As you should know if you’re a FreeBSD on desktop user, Gnome 2.16 has been committed to the FreeBSD Ports Tree few days ago. Being a Gnome user myself, I upgraded from 2.14 to 2.16 as soon as I had a little free time. To say the least, it’s been quite painful (I’m not blaming anyone, that’s just a fact, I don’t really care if I need to spend 2 hours checking what’s wrong and how to fix, really). If you haven’t yet upgraded, you might have problems related to the PREFIX change (Gnome moved from X11BASE to LOCALBASE, which by default are respectively /usr/X11R6 and /usr/local). You can also experience problems with duplicated origins, which means, you’ll end up with package X-2.14 installed in X11BASE and X-2.16 in LOCALBASE. Depending on whether dependant packages check libraries and header files in X11BASE or in LOCALBASE first, this might break the build. Anyway it’s done now and there won’t be a PREFIX move again (for Gnome at least).

Note: I’m reinstalling my laptop with FreeBSD 6.1-RELEASE and a fresh Ports Tree. Though it’s not over yet, I’m pretty sure it’ll be ok. If you’re installing a new machine, set X11BASE to ${LOCALBASE} in make.conf and symlink /usr/X11R6 to /usr/local. Be aware that you may have some not-yet-discovered CONFLICTS arising (some X package overwriting files from package Y).

So what’s new in 2.16 for FreeBSD. Well, if I had to give only one name, that would be HAL. HAL stands for Hardware Abstraction Layer. Read the freedesktop page, it’s not wasted time. Now, things just works. When you plug your USB key, the HAL daemon will mount it and nautilus will pop-up a browsing window. When you insert an audio CD or a DVD, totem will start and play the content (well, doesn’t work here at the moment, but that might be a local problem). That’s a basic feature, Windows has had it for years now, but that’s definitely a step in the right direction. What next? D-BUS. Well, it’s not really new, but more and more applications are using it. D-BUS is a mean for applications to communicate with each other. For example, now Evolution is sending a D-BUS message everytime it receives a new mail (via a plug-in). Then it becomes very easy to write a small app that listens on the bus and uses libnotify to show a pop-up everytime a message is sent (actually, there’s already a PoC here).

Last year I got a PowerBook G4 which I’m playing with on a regular basis. The killer-apps I found were Expose, Spotlight and the Dock. Expose is Apple’s software that “expose” all your windows at the same time, it’s a good replacement for Alt-Tab that uses the mouse instead of the keyboard. It’s only really useful if you combine it with sensitive corners otherwise you have to use both the mouse and the keyboard. Spotlight is an integrated search engine, that finds almost everything indexed related to keywords (like your mails if you’re using Apple Mail, files, applications, ...).

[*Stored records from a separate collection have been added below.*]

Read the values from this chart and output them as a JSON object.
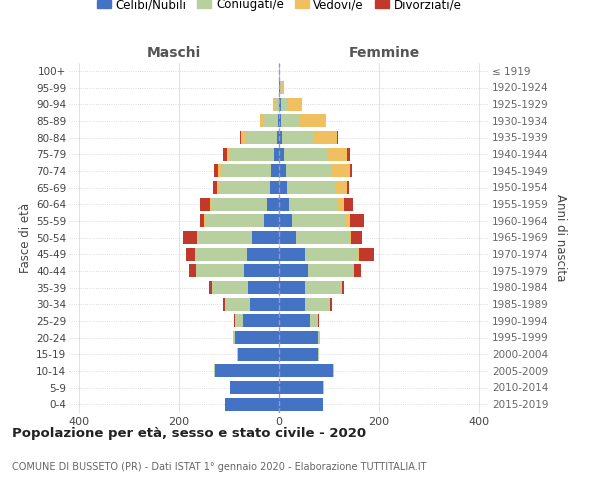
{
  "age_groups": [
    "100+",
    "95-99",
    "90-94",
    "85-89",
    "80-84",
    "75-79",
    "70-74",
    "65-69",
    "60-64",
    "55-59",
    "50-54",
    "45-49",
    "40-44",
    "35-39",
    "30-34",
    "25-29",
    "20-24",
    "15-19",
    "10-14",
    "5-9",
    "0-4"
  ],
  "birth_years": [
    "≤ 1919",
    "1920-1924",
    "1925-1929",
    "1930-1934",
    "1935-1939",
    "1940-1944",
    "1945-1949",
    "1950-1954",
    "1955-1959",
    "1960-1964",
    "1965-1969",
    "1970-1974",
    "1975-1979",
    "1980-1984",
    "1985-1989",
    "1990-1994",
    "1995-1999",
    "2000-2004",
    "2005-2009",
    "2010-2014",
    "2015-2019"
  ],
  "male": {
    "celibi": [
      0,
      0,
      1,
      3,
      4,
      10,
      16,
      18,
      24,
      30,
      55,
      65,
      70,
      62,
      58,
      73,
      88,
      82,
      128,
      98,
      108
    ],
    "coniugati": [
      0,
      1,
      8,
      28,
      62,
      88,
      98,
      102,
      112,
      118,
      108,
      102,
      96,
      72,
      50,
      16,
      4,
      2,
      2,
      1,
      0
    ],
    "vedovi": [
      0,
      0,
      4,
      8,
      10,
      7,
      9,
      5,
      3,
      2,
      2,
      1,
      1,
      1,
      1,
      0,
      0,
      0,
      0,
      0,
      0
    ],
    "divorziati": [
      0,
      0,
      0,
      0,
      2,
      8,
      8,
      8,
      20,
      8,
      28,
      18,
      14,
      5,
      3,
      1,
      0,
      0,
      0,
      0,
      0
    ]
  },
  "female": {
    "nubili": [
      0,
      1,
      3,
      4,
      6,
      10,
      13,
      15,
      20,
      26,
      33,
      52,
      58,
      52,
      52,
      62,
      78,
      78,
      108,
      88,
      88
    ],
    "coniugate": [
      0,
      2,
      12,
      38,
      62,
      86,
      90,
      96,
      96,
      106,
      106,
      106,
      90,
      72,
      50,
      16,
      4,
      2,
      2,
      1,
      0
    ],
    "vedove": [
      1,
      6,
      30,
      52,
      48,
      40,
      38,
      24,
      14,
      9,
      4,
      2,
      1,
      1,
      0,
      0,
      0,
      0,
      0,
      0,
      0
    ],
    "divorziate": [
      0,
      0,
      0,
      0,
      2,
      5,
      5,
      5,
      18,
      28,
      22,
      30,
      14,
      5,
      3,
      1,
      0,
      0,
      0,
      0,
      0
    ]
  },
  "colors": {
    "celibi": "#4472c4",
    "coniugati": "#b8cfa0",
    "vedovi": "#f0c060",
    "divorziati": "#c0392b"
  },
  "xlim": 420,
  "title": "Popolazione per età, sesso e stato civile - 2020",
  "subtitle": "COMUNE DI BUSSETO (PR) - Dati ISTAT 1° gennaio 2020 - Elaborazione TUTTITALIA.IT",
  "ylabel_left": "Fasce di età",
  "ylabel_right": "Anni di nascita",
  "label_maschi": "Maschi",
  "label_femmine": "Femmine",
  "legend_labels": [
    "Celibi/Nubili",
    "Coniugati/e",
    "Vedovi/e",
    "Divorziati/e"
  ],
  "bg_color": "#ffffff",
  "grid_color": "#cccccc"
}
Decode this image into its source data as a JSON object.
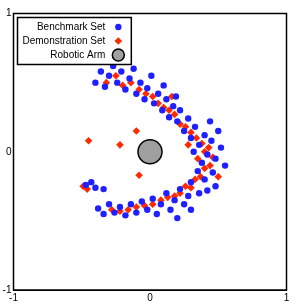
{
  "chart_data": {
    "type": "scatter",
    "legend": "upper left",
    "grid": false,
    "xlim": [
      -1,
      1
    ],
    "xticks": [
      -1,
      0,
      1
    ],
    "ylim": [
      -1,
      1
    ],
    "yticks": [
      -1,
      0,
      1
    ],
    "series": [
      {
        "name": "Benchmark Set",
        "color": "#1f1fff",
        "marker": "circle",
        "values": [
          [
            -0.4,
            0.5
          ],
          [
            -0.36,
            0.58
          ],
          [
            -0.33,
            0.47
          ],
          [
            -0.3,
            0.55
          ],
          [
            -0.27,
            0.62
          ],
          [
            -0.24,
            0.5
          ],
          [
            -0.21,
            0.58
          ],
          [
            -0.18,
            0.45
          ],
          [
            -0.15,
            0.53
          ],
          [
            -0.12,
            0.6
          ],
          [
            -0.1,
            0.42
          ],
          [
            -0.07,
            0.5
          ],
          [
            -0.04,
            0.38
          ],
          [
            -0.02,
            0.46
          ],
          [
            0.01,
            0.55
          ],
          [
            0.03,
            0.35
          ],
          [
            0.06,
            0.42
          ],
          [
            0.09,
            0.3
          ],
          [
            0.12,
            0.38
          ],
          [
            0.14,
            0.25
          ],
          [
            0.17,
            0.33
          ],
          [
            0.2,
            0.22
          ],
          [
            0.22,
            0.3
          ],
          [
            0.25,
            0.15
          ],
          [
            0.28,
            0.24
          ],
          [
            0.19,
            0.4
          ],
          [
            0.1,
            0.48
          ],
          [
            0.3,
            0.1
          ],
          [
            0.33,
            0.18
          ],
          [
            0.36,
            0.05
          ],
          [
            0.4,
            0.12
          ],
          [
            0.42,
            -0.02
          ],
          [
            0.45,
            0.08
          ],
          [
            0.48,
            -0.05
          ],
          [
            0.52,
            0.03
          ],
          [
            0.55,
            -0.1
          ],
          [
            0.38,
            -0.08
          ],
          [
            0.32,
            0.0
          ],
          [
            0.5,
            0.15
          ],
          [
            0.44,
            0.22
          ],
          [
            0.46,
            -0.15
          ],
          [
            0.4,
            -0.2
          ],
          [
            0.35,
            -0.14
          ],
          [
            0.3,
            -0.22
          ],
          [
            0.42,
            -0.28
          ],
          [
            0.36,
            -0.3
          ],
          [
            0.28,
            -0.32
          ],
          [
            0.22,
            -0.27
          ],
          [
            0.25,
            -0.38
          ],
          [
            0.18,
            -0.35
          ],
          [
            0.12,
            -0.3
          ],
          [
            0.15,
            -0.42
          ],
          [
            0.08,
            -0.38
          ],
          [
            0.02,
            -0.34
          ],
          [
            0.05,
            -0.45
          ],
          [
            -0.02,
            -0.42
          ],
          [
            -0.06,
            -0.36
          ],
          [
            -0.1,
            -0.44
          ],
          [
            -0.14,
            -0.38
          ],
          [
            -0.18,
            -0.46
          ],
          [
            -0.22,
            -0.4
          ],
          [
            -0.26,
            -0.44
          ],
          [
            -0.3,
            -0.38
          ],
          [
            -0.34,
            -0.45
          ],
          [
            -0.38,
            -0.41
          ],
          [
            0.2,
            -0.48
          ],
          [
            0.3,
            -0.42
          ],
          [
            0.48,
            -0.25
          ],
          [
            -0.47,
            -0.24
          ],
          [
            -0.43,
            -0.22
          ],
          [
            -0.4,
            -0.26
          ],
          [
            -0.34,
            -0.27
          ]
        ]
      },
      {
        "name": "Demonstration Set",
        "color": "#ff2a00",
        "marker": "diamond",
        "values": [
          [
            -0.32,
            0.5
          ],
          [
            -0.25,
            0.55
          ],
          [
            -0.2,
            0.48
          ],
          [
            -0.14,
            0.5
          ],
          [
            -0.08,
            0.45
          ],
          [
            -0.03,
            0.42
          ],
          [
            0.02,
            0.4
          ],
          [
            0.06,
            0.35
          ],
          [
            0.1,
            0.32
          ],
          [
            0.14,
            0.3
          ],
          [
            0.18,
            0.27
          ],
          [
            0.22,
            0.2
          ],
          [
            0.26,
            0.18
          ],
          [
            0.3,
            0.14
          ],
          [
            0.34,
            0.1
          ],
          [
            0.38,
            0.06
          ],
          [
            0.4,
            0.0
          ],
          [
            0.43,
            0.03
          ],
          [
            0.46,
            -0.04
          ],
          [
            0.44,
            -0.1
          ],
          [
            0.4,
            -0.12
          ],
          [
            0.37,
            -0.18
          ],
          [
            0.33,
            -0.2
          ],
          [
            0.3,
            -0.26
          ],
          [
            0.26,
            -0.25
          ],
          [
            0.22,
            -0.3
          ],
          [
            0.18,
            -0.32
          ],
          [
            0.13,
            -0.33
          ],
          [
            0.08,
            -0.35
          ],
          [
            0.02,
            -0.38
          ],
          [
            -0.04,
            -0.39
          ],
          [
            -0.1,
            -0.4
          ],
          [
            -0.16,
            -0.42
          ],
          [
            -0.22,
            -0.43
          ],
          [
            -0.28,
            -0.42
          ],
          [
            0.35,
            -0.05
          ],
          [
            0.28,
            0.05
          ],
          [
            0.5,
            -0.18
          ],
          [
            0.16,
            0.4
          ],
          [
            -0.45,
            0.08
          ],
          [
            -0.22,
            0.05
          ],
          [
            -0.1,
            0.15
          ],
          [
            -0.08,
            -0.17
          ],
          [
            -0.49,
            -0.25
          ],
          [
            -0.46,
            -0.27
          ]
        ]
      },
      {
        "name": "Robotic Arm",
        "color": "#a0a0a0",
        "marker": "sphere",
        "values": [
          [
            0,
            0
          ]
        ]
      }
    ]
  }
}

Since I try to be on the bleeding-edge when it comes to shiny new UNIX features (not that I understand everything, far from it), I read about new features/applications in the X domain (XGL, AiGLX, Compiz, Beryl, ...), I saw the Beryl has its own version of Expose (*hint*: search beryl+aiglx on youtube). Yay, problem is, we don’t have a recent X.org and beryl in ports (may come as an Xmas present :-)). Ok, I’ll wait for this one. Next. Some months ago, I read about Beagle, a project similar to Spotlight. It indexes your stuff, and you can then make queries. Problem was at that time, beagle depended on a kernel with inotify support (which is completely Linux-centric). Well actually, it doesn’t depend on it, but that’s unusable without it. Then some people (jylefort@, IIRC) wrote a kqueue replacement. And there was much rejoicement. I tested beagle yesterday evening, and besides few crashes and some things I don’t understand yet (supposed to index Evolution mails but it doesn’t), it seems to work pretty well. Grin, that’s another win. Then what can we use on Unix, us, Dock-lovers. I need to say that I hate Gnome panels, really. At some point, I used a gdesklets plugin, and though it was really nice at that time (2003 IIRC), it was eating all my RAM. Meet akamaru. As you can read, the initial goal wasn’t to create a dock. This is just awesome, and I mean it, have a look at youtube again and search for kiba. Agreed, you don’t need all these effects, but that’s what makes it awesome. I tried it few weeks ago and the configuration of the dock wasn’t really straight-forward. I had to edit a shell script that wrote gconf entries I think. It seems kiba-dock is a fork of the demo-dock, I’m not sure. Anyway, it doesn’t seem to work if you don’t have XGL or AIGLX with compositing enabled. Anyway, things are really getting better and it’s not hard to conceive that all those Windows replacements (Ubuntu, Fedora Core, SLED) will gain a lot of popularity in the next few months/years.